Quant au secteur privé, il comptera cinq représentants. On y retrouve les noms de Jean Perras, de la firme Raymond Chabot Grant Thornton, et Pierre Boucher, un ingénieur civil qui travaille comme consultant privé en énergies renouvelables et qui a présidé l'Association canadienne du ciment.
Les industriels des gaz de schiste, que cette étude est censée encadrer, sont aussi représentés directement par Jean-Yves Lavoie, ingénieur et cofondateur et président de Junex. Il est aussi enregistré comme lobbyiste. André Caillé, qui a fait déraper les consultations menées au début de l'automne dernier par cette industrie, est aussi membre de son conseil d'administration.
Marianne Molgat, spécialiste en géologie, travaille de son côté pour Talisman Energy. Elle est aussi enregistrée comme lobbyiste pour cette compagnie, qui en compte 13 pour mieux orienter les politiques gouvernementales. C'est aussi cette entreprise qui paye le salaire de Lucien Bouchard comme président de l'Association gazière et pétrolière du Québec. Elle a aussi écopé d'un avis d'infraction de l'Environnement.
L'industrie des gaz de schiste a présentement 35 lobbyistes à son service, selon le registre provincial.
Enfin, un important groupe industriel privé, soit les industriels et consultants des industries de l'assainissement et de la gestion des déchets, aura la chance d'être représenté à ce comité par son président, Michel Lamontagne. M. Lamontagne a été le premier président du BAPE et fut responsable de dossiers environnementaux majeurs dans les ministères de l'Environnement à Québec et à Ottawa.
Dans l'esprit de Québec, M. Lamontagne ne représente toutefois pas son secteur industriel, mais la «société civile». L'autre représentante de la société civile est une universitaire de renom, Mme Corinne Gendron, qui préside la Chaire de l'UQAM en responsabilité sociale et environnementale. Sa candidature a été présentée par le Regroupement national des conseils régionaux de l'environnement, qui se disait satisfait du lancement de l'EES. Québec aurait pu inscrire Mme Gendron dans le groupe des représentants dits «universitaires». Ce groupe sera plutôt représenté par Michel Malo, un géologue qui enseigne au Centre eau, terre et environnement de l'INRS, et par John William Molson, professeur adjoint en géologie et en génie géologique à l'Université Laval.
Pour le Collectif scientifique sur le gaz de schiste, l'absence de représentants des groupes environnementaux et citoyens, qui ont animé le débat sur les gaz de schiste, «témoigne à nouveau de la distance que le gouvernement entretient envers les citoyens, qui portent pourtant le lourd fardeau de la preuve du caractère inapproprié de ce projet à haut risque et qui auraient pu faire contrepoids aux acteurs d'emblée favorables à l'industrie gazière au sein du comité».

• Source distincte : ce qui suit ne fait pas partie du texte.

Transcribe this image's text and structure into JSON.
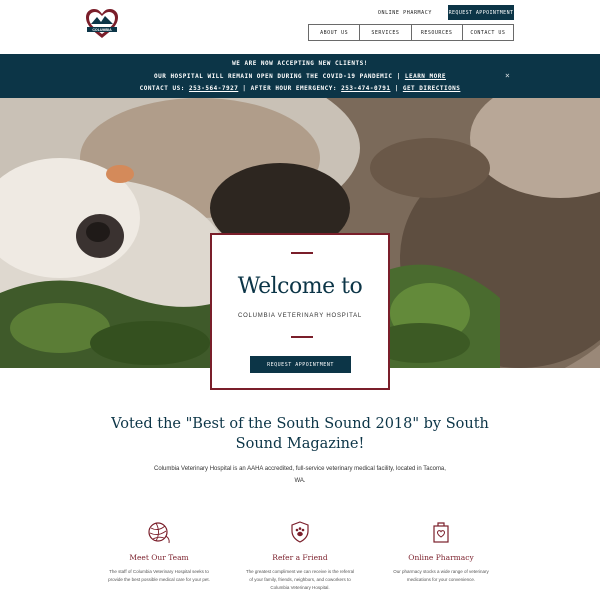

Quant aux universitaires, le collectif déplore que les deux spécialistes retenus soient de la même discipline, soit la géologie. Le collectif aurait aimé avoir plus d'information sur leurs liens avec le secteur privé, comme les sources de financement de leurs recherches et leur expérience en matière de sciences environnementales pour être sûr de leur capacité d'intégrer les préoccupations sociales et environnementales.